In 2012, I wrote “Loneliness Is Underrated,” to this day my most viewed post ever, but one I loathe for how small-minded and selfish I was. (I had a better mindset a year later, but there’s still an undertone of bitterness to the post that makes me facepalm.) I felt the need to assert myself as the good guy opposite my ex as the villain, allowing me to conveniently ignore my faults as a boyfriend. It was easier to be angry at an ex rather than deal with myself or my blind spots: my horrible codependency, how moody and melodramatic I was, my self-entitlement as the relationship went on. Getting cheated on did not make my personal failings okay. What I needed was introspection, and it took 2 breakups to get there.

A thing I hate about myself in relationships is that I get so swept away in dreams of a future that I forget what’s happening in front of me, which is just a nice way of saying I got lazy. Somewhere along the way, I stopped co-planning (or caring) about date nights. I stopped listening to her work and family grievances, stopped paying attention to her needs, stopped trying to surprise her— things she did for me unconditionally.

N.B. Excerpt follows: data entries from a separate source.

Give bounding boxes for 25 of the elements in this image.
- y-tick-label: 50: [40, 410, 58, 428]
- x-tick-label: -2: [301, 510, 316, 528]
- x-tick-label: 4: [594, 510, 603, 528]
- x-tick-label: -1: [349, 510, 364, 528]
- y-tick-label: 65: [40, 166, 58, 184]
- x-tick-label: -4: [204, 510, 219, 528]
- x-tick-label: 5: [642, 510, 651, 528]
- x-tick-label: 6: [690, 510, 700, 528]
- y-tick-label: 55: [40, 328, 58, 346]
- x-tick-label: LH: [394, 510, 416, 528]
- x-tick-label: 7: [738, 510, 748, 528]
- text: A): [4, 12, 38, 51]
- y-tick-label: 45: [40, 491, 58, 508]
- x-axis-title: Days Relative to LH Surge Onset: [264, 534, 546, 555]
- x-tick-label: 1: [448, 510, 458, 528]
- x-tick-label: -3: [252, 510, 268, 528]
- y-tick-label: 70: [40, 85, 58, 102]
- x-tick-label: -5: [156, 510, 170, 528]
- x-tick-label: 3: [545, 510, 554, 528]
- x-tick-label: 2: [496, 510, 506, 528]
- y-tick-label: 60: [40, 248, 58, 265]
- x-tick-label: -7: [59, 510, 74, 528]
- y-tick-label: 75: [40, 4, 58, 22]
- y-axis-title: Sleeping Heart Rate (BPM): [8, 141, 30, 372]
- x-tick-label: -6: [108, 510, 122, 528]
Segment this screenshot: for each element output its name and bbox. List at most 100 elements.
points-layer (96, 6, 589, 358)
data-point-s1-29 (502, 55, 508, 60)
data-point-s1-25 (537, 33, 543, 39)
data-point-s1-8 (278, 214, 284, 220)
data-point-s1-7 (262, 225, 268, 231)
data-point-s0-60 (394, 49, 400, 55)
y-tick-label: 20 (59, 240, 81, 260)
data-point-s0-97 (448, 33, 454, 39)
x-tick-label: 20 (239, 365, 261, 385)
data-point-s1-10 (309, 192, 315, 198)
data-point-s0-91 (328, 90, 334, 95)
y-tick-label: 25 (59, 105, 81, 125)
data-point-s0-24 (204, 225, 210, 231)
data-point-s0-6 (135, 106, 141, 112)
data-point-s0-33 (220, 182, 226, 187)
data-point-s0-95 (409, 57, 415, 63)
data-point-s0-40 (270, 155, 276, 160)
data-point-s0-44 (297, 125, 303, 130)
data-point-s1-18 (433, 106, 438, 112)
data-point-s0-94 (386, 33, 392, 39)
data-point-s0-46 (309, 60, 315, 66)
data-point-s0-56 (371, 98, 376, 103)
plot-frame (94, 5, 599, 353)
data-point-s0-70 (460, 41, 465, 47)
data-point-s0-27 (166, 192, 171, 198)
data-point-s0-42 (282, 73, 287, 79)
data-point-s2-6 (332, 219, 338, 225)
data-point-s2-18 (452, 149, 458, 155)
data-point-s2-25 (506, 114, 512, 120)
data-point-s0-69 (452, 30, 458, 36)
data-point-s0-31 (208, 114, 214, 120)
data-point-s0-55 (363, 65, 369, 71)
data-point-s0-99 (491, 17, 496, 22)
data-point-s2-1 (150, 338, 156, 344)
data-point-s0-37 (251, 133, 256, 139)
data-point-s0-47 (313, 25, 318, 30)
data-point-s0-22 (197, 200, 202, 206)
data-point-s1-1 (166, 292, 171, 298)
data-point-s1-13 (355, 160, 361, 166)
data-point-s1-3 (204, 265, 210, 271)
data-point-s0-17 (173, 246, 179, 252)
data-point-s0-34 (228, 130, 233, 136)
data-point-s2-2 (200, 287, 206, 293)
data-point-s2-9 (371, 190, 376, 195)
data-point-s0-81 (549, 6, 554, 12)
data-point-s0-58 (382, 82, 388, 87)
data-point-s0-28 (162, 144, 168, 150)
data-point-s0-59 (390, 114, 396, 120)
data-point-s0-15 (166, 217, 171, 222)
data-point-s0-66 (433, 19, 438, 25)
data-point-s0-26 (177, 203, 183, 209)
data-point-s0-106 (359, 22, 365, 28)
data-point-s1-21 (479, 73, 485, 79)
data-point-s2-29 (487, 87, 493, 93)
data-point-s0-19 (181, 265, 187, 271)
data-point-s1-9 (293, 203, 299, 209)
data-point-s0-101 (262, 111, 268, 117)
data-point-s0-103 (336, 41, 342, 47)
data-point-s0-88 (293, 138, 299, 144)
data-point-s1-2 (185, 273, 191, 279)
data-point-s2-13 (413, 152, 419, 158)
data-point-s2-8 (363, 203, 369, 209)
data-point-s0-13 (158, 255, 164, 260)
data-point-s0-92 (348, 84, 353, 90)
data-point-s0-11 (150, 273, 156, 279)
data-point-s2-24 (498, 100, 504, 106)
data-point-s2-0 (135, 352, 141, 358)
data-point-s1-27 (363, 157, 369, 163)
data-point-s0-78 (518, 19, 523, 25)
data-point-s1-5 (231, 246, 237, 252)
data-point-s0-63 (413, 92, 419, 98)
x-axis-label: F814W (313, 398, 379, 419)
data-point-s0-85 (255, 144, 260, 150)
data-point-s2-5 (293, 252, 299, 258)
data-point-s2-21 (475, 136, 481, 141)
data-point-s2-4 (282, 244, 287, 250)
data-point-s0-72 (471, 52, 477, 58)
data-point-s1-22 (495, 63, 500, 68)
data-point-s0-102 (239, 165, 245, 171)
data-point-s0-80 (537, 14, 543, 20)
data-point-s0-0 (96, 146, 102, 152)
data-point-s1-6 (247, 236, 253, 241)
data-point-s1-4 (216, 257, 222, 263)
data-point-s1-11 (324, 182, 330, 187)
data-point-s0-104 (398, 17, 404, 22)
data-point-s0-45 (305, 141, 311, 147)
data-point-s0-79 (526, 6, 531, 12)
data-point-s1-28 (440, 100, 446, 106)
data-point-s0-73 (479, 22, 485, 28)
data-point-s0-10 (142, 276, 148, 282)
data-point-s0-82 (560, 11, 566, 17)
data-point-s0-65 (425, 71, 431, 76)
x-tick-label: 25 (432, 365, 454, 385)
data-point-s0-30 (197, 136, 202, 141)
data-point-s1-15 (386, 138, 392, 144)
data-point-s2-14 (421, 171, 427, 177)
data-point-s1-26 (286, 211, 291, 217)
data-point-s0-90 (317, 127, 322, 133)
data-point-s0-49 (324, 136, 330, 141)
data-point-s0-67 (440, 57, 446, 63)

I left her as the sole emotional caretaker of our relationship, my one and only in the worst way imaginable. So I shouldn’t have been surprised that only I saw a future together. I might’ve been furious about being cheated on, but I stopped being her partner a long time ago.

If “Breaking Up and the Road to Recovery” was about a false sense of maturity (because I wasn’t over my ex, I was simply with someone else), then “Loneliness Is Underrated” was about the stubbornness of my immaturity a year later because I couldn’t let go of being cheated on, therefore I couldn’t acknowledge my own faults or learn from them. I used this blog as a way to project onto the universe that I had moved on. In truth, I didn’t know who I was at the end of a long relationship.

I was clamoring for an identity because being in a relationship had been my identity through high school. What I forgot was that I had reclaimed myself via “Adrian vs. the World.” It existed in the name and creation of this blog as a tool for therapy by way self-expression, only my intentions were in bad faith. I was writing to get back at an ex who clearly moved on with her life. I had to learn how to write and move on for my own damn self.

The first couple times I watched Scott Pilgrim, I believed resolutely in its fairy tale ending. Scott and Ramona are together, and together they start over. But I love Knives’ ending better and where we leave her. When she tells Scott he should be with Ramona, it ties a neat bow on the film’s love triangle as Scott can now truly get the girl guilt-free. But it also demonstrates Knives’ agency and interiority, Scott-free. Despite the heartache, the high school drama, and the jealousy, by some miracle Knives becomes a more hopeful romantic, not a hopeless one.

For Scott, moving on is literally “when one door closes, another one opens.” For Knives, moving on is an unknown path she charts on her own.

After my big breakup with my ex, I swore off relationships because clearly, I wasn’t good at it. Years later, I’m still figuring it out. My coping mechanisms, thankfully, aren’t as dramatic; I now form what I like to call “cocoons of sadness” after a breakup. (Bingeing Netflix, binge reading Rupi Kaur or R.H. Sin, binge drinking & eating, etc.) Though I find myself single once again, I’m certain that someday I’ll meet someone who will break up my breakup streak once and for all.

Until then, it’s me versus the world.